そろそろ直接の災害とは別の問題がでてくるからです。




◆震災で失ったものって何でしょう?

 その昔、阪神大震災の直後からNGO(ボランティア団体)で積極的に活動をしていた神戸市須磨区の被災者Kさんに、震災についてインタビューさせて頂きました。その人に私は、こんな質問をしました。

「震災で失ったものって何でしょう?」
「人間関係です」
「え?」
 ウ〜ムと考え込む私に、Kさんは追い討ちをかけるように言いました。
「人間の真価は、極限状態に現れるものなんですね」
「・・・」
「もし、震災がなかったら、私は人間の真価を見ずに済んだかもしれない。今でも皆と一緒に仲良くワイワイやっていたのかもしれない」

 Kさんは、それ以上の話になると口をつぐみ、何を聞いてもウンともスンとも言わなくなりました。しかし酒好きのKさんに、ジャンジャン酒を飲ませると、Kさんは狂ったように叫んだのです。

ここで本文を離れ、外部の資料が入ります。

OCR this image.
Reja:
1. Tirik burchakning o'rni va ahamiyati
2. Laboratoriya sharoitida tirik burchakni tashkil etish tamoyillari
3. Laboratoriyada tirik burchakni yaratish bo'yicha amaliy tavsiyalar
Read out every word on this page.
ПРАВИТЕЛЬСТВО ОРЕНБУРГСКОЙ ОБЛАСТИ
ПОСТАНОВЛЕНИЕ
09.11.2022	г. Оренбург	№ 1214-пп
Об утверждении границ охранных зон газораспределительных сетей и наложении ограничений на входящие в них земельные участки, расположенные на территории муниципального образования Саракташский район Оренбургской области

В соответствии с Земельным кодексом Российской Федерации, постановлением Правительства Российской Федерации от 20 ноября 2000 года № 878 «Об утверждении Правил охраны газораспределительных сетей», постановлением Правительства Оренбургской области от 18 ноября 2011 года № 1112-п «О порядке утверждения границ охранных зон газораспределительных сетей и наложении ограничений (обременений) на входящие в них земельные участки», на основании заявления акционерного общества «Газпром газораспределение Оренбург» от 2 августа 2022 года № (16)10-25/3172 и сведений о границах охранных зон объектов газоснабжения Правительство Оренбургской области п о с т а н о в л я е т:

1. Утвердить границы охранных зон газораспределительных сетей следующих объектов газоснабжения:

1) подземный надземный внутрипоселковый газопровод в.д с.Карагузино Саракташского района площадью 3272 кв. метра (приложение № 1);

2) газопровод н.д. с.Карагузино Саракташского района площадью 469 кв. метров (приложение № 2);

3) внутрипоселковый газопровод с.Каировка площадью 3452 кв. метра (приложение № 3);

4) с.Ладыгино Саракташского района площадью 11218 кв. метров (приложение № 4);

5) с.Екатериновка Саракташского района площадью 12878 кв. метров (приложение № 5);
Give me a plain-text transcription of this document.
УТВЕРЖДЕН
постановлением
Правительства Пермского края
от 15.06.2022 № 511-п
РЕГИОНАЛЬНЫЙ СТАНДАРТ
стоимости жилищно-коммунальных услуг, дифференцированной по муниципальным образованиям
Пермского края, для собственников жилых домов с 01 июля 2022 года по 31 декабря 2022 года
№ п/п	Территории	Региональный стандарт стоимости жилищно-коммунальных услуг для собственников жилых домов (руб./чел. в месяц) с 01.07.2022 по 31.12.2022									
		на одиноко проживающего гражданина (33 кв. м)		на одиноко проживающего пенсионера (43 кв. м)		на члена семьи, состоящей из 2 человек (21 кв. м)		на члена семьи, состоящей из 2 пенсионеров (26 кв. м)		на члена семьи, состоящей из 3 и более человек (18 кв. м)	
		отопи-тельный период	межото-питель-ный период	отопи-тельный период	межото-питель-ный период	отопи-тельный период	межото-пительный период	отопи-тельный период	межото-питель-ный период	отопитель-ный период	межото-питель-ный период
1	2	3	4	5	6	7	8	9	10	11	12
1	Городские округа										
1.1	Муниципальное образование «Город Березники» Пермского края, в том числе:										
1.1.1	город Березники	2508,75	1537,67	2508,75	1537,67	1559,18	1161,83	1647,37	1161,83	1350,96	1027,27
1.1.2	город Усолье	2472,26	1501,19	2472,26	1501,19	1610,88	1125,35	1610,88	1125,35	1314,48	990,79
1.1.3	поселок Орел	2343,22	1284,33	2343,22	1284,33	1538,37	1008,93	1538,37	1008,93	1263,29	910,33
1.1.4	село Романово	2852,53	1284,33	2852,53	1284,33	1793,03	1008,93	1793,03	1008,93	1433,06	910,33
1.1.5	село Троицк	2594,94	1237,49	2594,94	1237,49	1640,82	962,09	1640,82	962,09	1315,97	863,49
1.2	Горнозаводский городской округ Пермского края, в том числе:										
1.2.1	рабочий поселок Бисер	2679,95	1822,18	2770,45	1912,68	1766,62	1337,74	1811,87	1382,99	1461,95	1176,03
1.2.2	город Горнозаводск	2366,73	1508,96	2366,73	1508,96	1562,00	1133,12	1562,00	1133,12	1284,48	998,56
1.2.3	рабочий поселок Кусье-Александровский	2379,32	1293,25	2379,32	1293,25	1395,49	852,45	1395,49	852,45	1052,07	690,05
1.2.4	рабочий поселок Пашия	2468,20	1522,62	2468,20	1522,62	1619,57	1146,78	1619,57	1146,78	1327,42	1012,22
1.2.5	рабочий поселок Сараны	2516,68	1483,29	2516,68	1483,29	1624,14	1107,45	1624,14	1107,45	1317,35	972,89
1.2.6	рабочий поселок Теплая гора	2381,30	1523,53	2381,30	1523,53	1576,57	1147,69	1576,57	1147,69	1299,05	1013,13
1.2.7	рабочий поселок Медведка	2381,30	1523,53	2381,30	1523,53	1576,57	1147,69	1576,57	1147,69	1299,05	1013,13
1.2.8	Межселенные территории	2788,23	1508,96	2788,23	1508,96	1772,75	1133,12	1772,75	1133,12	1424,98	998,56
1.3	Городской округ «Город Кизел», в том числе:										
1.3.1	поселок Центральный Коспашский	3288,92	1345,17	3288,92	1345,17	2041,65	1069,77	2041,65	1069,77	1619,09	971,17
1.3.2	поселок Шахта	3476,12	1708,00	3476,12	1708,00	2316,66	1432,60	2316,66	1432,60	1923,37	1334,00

「人間関係を失った人たちというのは、何かをやった人たちなんです。行動した人たちが人間関係を無くしたんです。震災を目の前にボランティアをやった人たちが、それぞれの主義主張、それぞれの方法の違いで対立しあったんです」
「・・・」
「でも、何もしなかった人たちは、何も失わなかった。カヤの外にいた人たちは、何も失わなかったんです。そりゃそうですよ。何もしなければ、何の失敗もないですからね。もらうものを貰って、それでおしまいです」

 考えさせられました。
 何かをやる。
 やるからには成功だけではなく失敗もある。
 そして、やった人が傷ついて、何もしなかった人間が人から尊敬されたりしていたらどうなんだろう?

 震災直後に絶叫しながら人命救助をし、そのあと熱心にボランティアに取り組んだ人が、その熱心さに叩かれ、何もせずにボーッとしていただけの人が人徳者のように言われたら、何かをした人の立場というものは、いったいどうなるんだろう?

 これが平和な時なら問題ないです。何かをする個性の強い人より、何もしない人徳者の方が、人々に喜ばれるのかもしれません。けれど、いざ震災になったら、危機的状況に陥ったら、誰かが何かをしなければならない状態になったら、何百人の何もしない人徳者がいたって、どうにもなりません。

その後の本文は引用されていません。